At 4.9 times enterprise value to EBITDA, dividend yield of 5.9%, Star Gas Partners, L.P. represents very good value at these prices. I do not want to repeat some of the facts mentioned in previous write-ups but you can find them here in VIC. I am writing the recent major pieces of information that have come since the last write-up in 2010.
The company is coming out of a series of positive events.
Recent quarter results
In the most recent quarter, SGU's financials improved in many fronts. It posted net income of $19.2 million or $9.5 million more than the prior year. Adjusted EBITDA increased by 4.9 million to 35.8 million. Volume increased by 6.6 million gallons or 6.8%. The improvement is good, even after considering the impact from acquisitions, 5.5% colder temperatures and a return to more normal consumption patterns by customers impacted by Sandy last year.
Customer growth for the first time in many years
Customer metrics improved. For the first time in several years, customer churn was positive, i.e. there was positive customer growth. During the quarter just ended, SGU actually grew its customer base by some 3,100 accounts or nearly 1%. Management attributed this positive result to the positive impression customers felt from SGU's response to Sandy last year as well as this year as the cold came in. SGU's customer service and delivery of services retained customers and attracted other companies' customers as competitors falter.
Acquisition of Griffith should be sizable and accretive
SGU is acquiring Griffith, which gives SGU three things.
1) substantial annual normalized ebitda of $13-$14 million, this represents almost 15% of the EBITDA
2) complimentary business from customers in geographic areas that feel the gap between New York Maryland Virginia and North Carolina.
3) savings from legal, professional, accounting should be accretive
SGU is buying Griffith Energy Services, Inc. ("Griffith") of Columbia, Maryland from Central Hudson Enterprises Corporation. Griffith services customers in Virginia, West Virginia, Delaware, the District of Columbia, Maryland, and Pennsylvania. SGU is acquiring Griffith, one of the 12 companies targeted by SGU in several years, at 5.1 times EBITDA plus working capital. (At today's stock prices you can buy SGU at 4.8 times EBITDA, not to mention that SGU is public and a liquid investment.)
Prior to this acquisition, SGU operated in New York, Maryland, Virginia and North Carolina. Griffith's geographic locations will fill the gap between the Northeast and North Carolina. The synergies from efficiency of delivering the services in these gaps, plus the savings in legal, accounting and professional expenses, should provide some growth to the EBITDA in addition to the simple sum of Griffith's existing 13-14 million to SGU's current 95 million of EBITDA.
On February 10, 2014, CEO Steven Goldman bought 2,000 shares of SGU at 5.6 per share for total amount of $11,200. Steven Goldman's compensation in 2013 includes a salary of $321,000 and $372,000 in other compensation. As they say managements sell stock for a lot of reasons but buy stocks usually because they think the stock is going up. (The only exception, I have seen, is when management is promoting the stock for a fund raise.

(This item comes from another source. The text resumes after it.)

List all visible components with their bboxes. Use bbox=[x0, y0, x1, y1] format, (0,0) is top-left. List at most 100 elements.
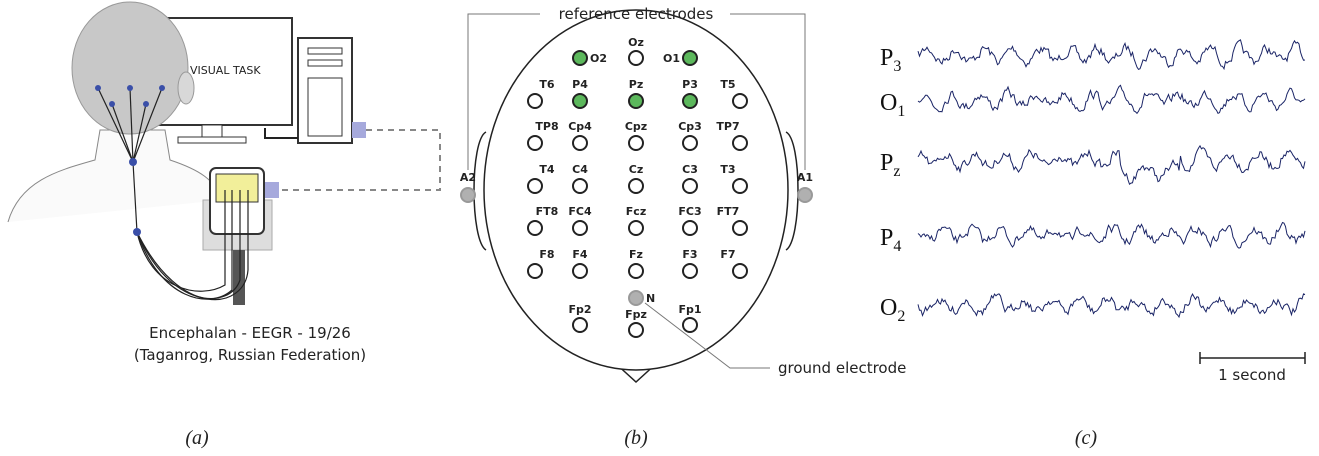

In this case, I do not see a fundraising in the near future)
Cheap compared to comps
There are no other public heating oil distributors and the best comps for SGU are the propane distributors APU, FGP and SPH. Comps trade at 8 to 12 times EBITDA multiple.
SGU is no stranger to old members of VIC. Prior to the current management, SGU was mismanaged and went from a yield play to a distressed play. Since then the current management has demonstrated a record of shareholder friendly policies, and common sense management through share buybacks and disciplined acquisition strategy.
SGU has reduced outstanding shares from 75 million to 58 million from 2009 to 2013 through share repurchases
Disciplined acquisition strategy
Well they are constantly talking to potential sellers, SGU has demonstrated discipline. SGU's last acquisition before Griffith was in 2010. In the most recent quarterly call, management gave color to their acquisition strategy. My subjective view of management is they are disciplined buyers.
I do not hold a position with the issuer such as employment, directorship, or consultancy.
Neither I nor others I advise hold a material investment in the issuer's securities.
- Accretive Acquisition at a valuation lower than you are buying SGU at today's prices.